Let’s Not Poke Our Own Eyes Out

Lamar Alexander, the new head of the Senate Health, Education, Labor and Pensions Committee, has set off the long-delayed reauthorization process for ESEA. Testing is taking center stage in the debate.

There is no shortage of critics (and no real defenders) of the quality of current tests and how they are used for accountability. There are plenty of reasons to keep working on making tests more valid and reliable, and reducing incentives for teaching to the test by requiring that test results be interpreted in light of other facts about school performance.

But we can’t lose sight of what tests alone can do, and what would be lost if we made drastic cutbacks that, for example, made it impossible for anyone to track an individual student’s growth every year.

Here is a look at what we would give up. Matt Chingos and his colleagues at the Brookings Institution have made excellent points about one thing we’d lose: the ability to fairly measure how much individual schools contribute to student learning gains. But we’d lose much more than that.

Make it less intrusive and more meaningful, but don't get rid of annual testing, writes Betheny Gross. Illustration of a blindfolded archer.

First, reducing testing to occasional snapshots of average student performance will make it even harder to identify and target resources and support for those students who are falling behind, as well as accurately identify reasons for high or low school performance. Without the ability to track student growth, it would be difficult to assess whether high or low test scores are a function of a student’s prior learning experiences or family background. Years could go by before anyone knew that a student was falling behind, or that the performance of a school was suddenly declining. Nobody—not parents, school staff, or district leaders—can fix a problem quickly if they don’t know about it.

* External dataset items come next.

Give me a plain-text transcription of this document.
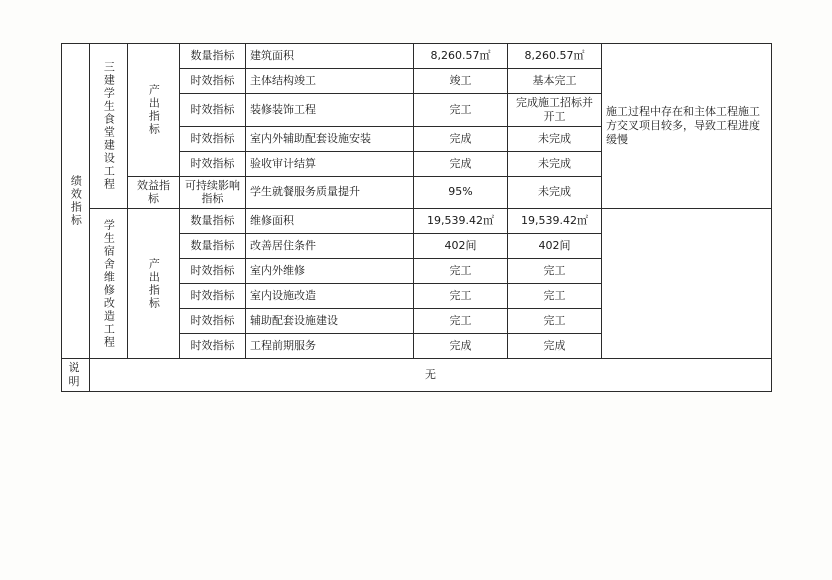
绩效指标	三建学生食堂建设工程	产出指标	数量指标	建筑面积	8,260.57㎡	8,260.57㎡	施工过程中存在和主体工程施工方交叉项目较多，导致工程进度缓慢
			时效指标	主体结构竣工	竣工	基本完工	
			时效指标	装修装饰工程	完工	完成施工招标并开工	
			时效指标	室内外辅助配套设施安装	完成	未完成	
			时效指标	验收审计结算	完成	未完成	
		效益指标	可持续影响指标	学生就餐服务质量提升	95%	未完成	

	学生宿舍维修改造工程	产出指标	数量指标	维修面积	19,539.42㎡	19,539.42㎡	
			数量指标	改善居住条件	402间	402间	
			时效指标	室内外维修	完工	完工	
			时效指标	室内设施改造	完工	完工	
			时效指标	辅助配套设施建设	完工	完工	
			时效指标	工程前期服务	完成	完成	
说明	无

Second, we lose any ability to measure how much a given teacher is contributing to student content mastery. There is reason for controversy about whether such measures should be used by states and districts to set teacher pay. But value-added measures are irreplaceable resources for school leaders who are serious about evaluating teacher effectiveness and supporting professional development.

Third, parents will lose information they need to make smart school choices. School choice is increasingly available to families across the country. Research shows that parents pay close attention to the performance of schools when making choices. Though parents can refer to school “snapshots,” student assessment data and trends provide families with valuable information when making choices.

Finally, we will lose most of the analytic capacity that allows us to learn how to improve our education system. Scholars’ access to annual testing data has shown us that a great teacher is by far the greatest influence on student learning—and has proven that the effects of good or poor teaching can persist throughout students’ lives. Without annual testing we would not be able to identify which types of charter schools are succeeding and should be replicated, or to hold charter schools and traditional public schools accountable for the same measures of student growth. We would not know how various pre-service training, certification programs, and professional development strategies vary in their effectiveness.

A consensus that we can find better ways to track student performance is clear. Teachers and parents have legitimate complaints, for example, about how disruptive large blocks of testing periods can be. Exactly what will do better is far less clear.

Testing can have a lighter touch if states were to move to random sampling or alternate-year testing or some combination of the two. In each case, some of the benefits of annual testing would still be lost.

Instead of throwing out annual testing, it is time to challenge the testing industry to design less intrusive ways of regular, meaningful testing. Why, with all of the technology we have for test administration and rapid response, do we still administer tests as a multi-hour annual event? Can we make use of the technology schools already have to test more briefly (using just a handful of questions at a time), but more frequently so that teachers can track student growth in real time? This also reduces the stakes associated with any one testing episode so that an anomalous low score due to illness or other distractions could be discounted.

Scholars and elected officials need to address the legitimate issues that teachers and parents raise about the current testing regime and find solutions. By throwing out annual testing, we risk blinding ourselves to invaluable information and providing opportunities for corrective action that can only come from tracking student progress every year.